Left thus in the heart of a wide wilderness, hundreds
of miles from any point where assistance or succour could be obtained,
and surrounded by predatory bands of savages thirsting for blood and
plunder, could any condition be deemed more hopeless or deplorable?
They had, moreover, in descending the river, met with some accident,
either the loss of the means of procuring subsistence or defending their
lives in case of discovery and attack. This unhappy circumstance, added
to the fact that the river was filled with innumerable shoals and sand-bars,
by which its navigation was rendered almost impracticable, determined them
to forsake their charge and boat together, and push on night and day
until they should overtake the company, which they did on the second or
third day afterward.
The reason given by the leader of the company for not
fulfilling his promise, was that his men were starving, no game could be
found, and he was compelled to proceed in quest of buffalo.
Poor Scott! We will not attempt to picture what his
thoughts must have been after his cruel abandonment, nor harrow up the
feelings of the reader, by a recital of what agonies he must have
suffered before death put an end to his misery.
The bones of a human being were found the spring
following, on the opposite side of the river, which were supposed to be
the remains of Scott. It was conjectured that in the energy of despair,
he had found strength to carry him across the stream, and then had
staggered about the prairie, till God in pity took him to Himself.
Such are the sad chances to which the life of the
Rocky Mountain adventurer is exposed.
The Hiram Scott legend is mentioned by almost all
early travelers who have left record of a journey up the North Platte
Valley, but it would be fruitless to recite the many other varied,
conflicting, and often quaint versions of how he died. There are
differences of opinion as to the distance the poor fellow crawled, if
any; whether the party traveled on foot or by horseback, muleback,
bullboat, raft, or canoe; whether he was a victim of Indians, exposure,
drowning, freezing, disease, or starvation; the location of his
skeleton; the identity and number of his companions; whether their
desertion was premeditated; whether it was justified; how their
treachery was exposed; and, finally, whether the whole thing might not
have been a grisly hoax!
It was not a hoax. Though the legend has become
hopelessly confused, research has proved that there was a Hiram Scott
prominent in the Rocky Mountain fur trade from 1823 until 1827; and that
he disappeared in 1828 and was never heard from thereafter, except
through the faint echoes of the legend.
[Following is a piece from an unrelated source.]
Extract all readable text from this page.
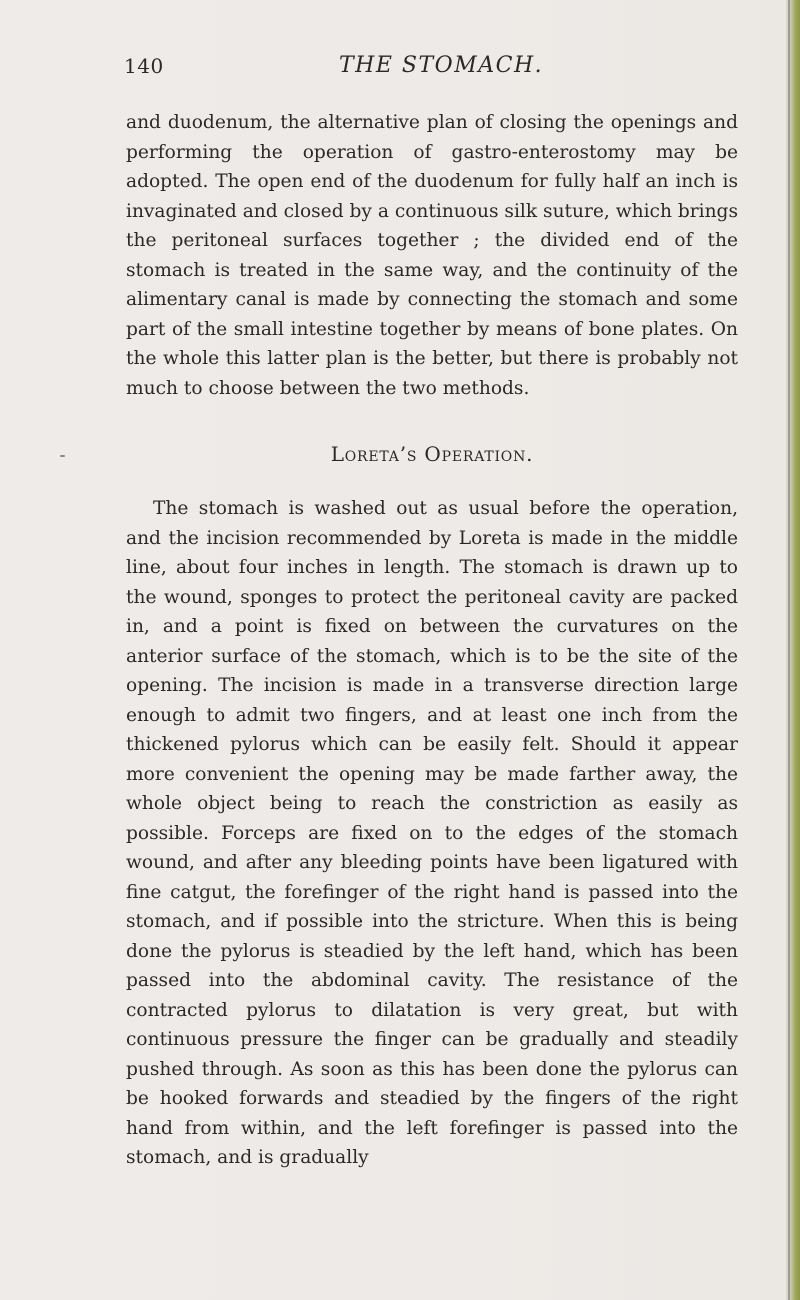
140	THE STOMACH.

and duodenum, the alternative plan of closing the openings and performing the operation of gastro-enterostomy may be adopted. The open end of the duodenum for fully half an inch is invaginated and closed by a continuous silk suture, which brings the peritoneal surfaces together ; the divided end of the stomach is treated in the same way, and the continuity of the alimentary canal is made by connecting the stomach and some part of the small intestine together by means of bone plates. On the whole this latter plan is the better, but there is probably not much to choose between the two methods.

Loreta’s Operation.

The stomach is washed out as usual before the operation, and the incision recommended by Loreta is made in the middle line, about four inches in length. The stomach is drawn up to the wound, sponges to protect the peritoneal cavity are packed in, and a point is fixed on between the curvatures on the anterior surface of the stomach, which is to be the site of the opening. The incision is made in a transverse direction large enough to admit two fingers, and at least one inch from the thickened pylorus which can be easily felt. Should it appear more convenient the opening may be made farther away, the whole object being to reach the constriction as easily as possible. Forceps are fixed on to the edges of the stomach wound, and after any bleeding points have been ligatured with fine catgut, the forefinger of the right hand is passed into the stomach, and if possible into the stricture. When this is being done the pylorus is steadied by the left hand, which has been passed into the abdominal cavity. The resistance of the contracted pylorus to dilatation is very great, but with continuous pressure the finger can be gradually and steadily pushed through. As soon as this has been done the pylorus can be hooked forwards and steadied by the fingers of the right hand from within, and the left forefinger is passed into the stomach, and is gradually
His companions remain
unidentified, but research strongly suggests that William Sublette was
the leader of the 1828 caravan, who issued instructions to these men to
remain with him; and it was William Sublette who led the springtime
caravan of 1829 that discovered Scott's skeleton, miles away from the spot
where they reported he had died.
Dome Rock from summit of North Bluff.
Rufus B. Sage, who passed the bluff in 1841, was
particularly impressed with the melancholy circumstances of Scott's
death, and was moved to impassioned poetry:
No willing grave received the corpse
of this poor lonely one;
His bones, alas, were left to bleach
and moulder 'neath the sun!
The night-wolf howl'd his requiem,
the rude winds danced his dirge;
And e'er anon, in mournful chime
sigh's forth the mellow surge!
The spring shall teach the rising grass
to twine for him a tomb;
And, o'er the spot where he doth lie,
shall bid the wild flowers bloom.
But, far from friends, and far from home,
ah, dismal thought, to die!
Ah, let me 'mid my friends expire,
and with my fathers lie.
The mountain men have engraved their names on the
topography of the West with such place names as Scotts Bluff, Jackson
Hole, Colter Bay, Bridger Pass, Sublette County, Provo, Ogden, and
Carson City which forever remind us of these colorful figures with seven league
boots who spearheaded the invasion of the West.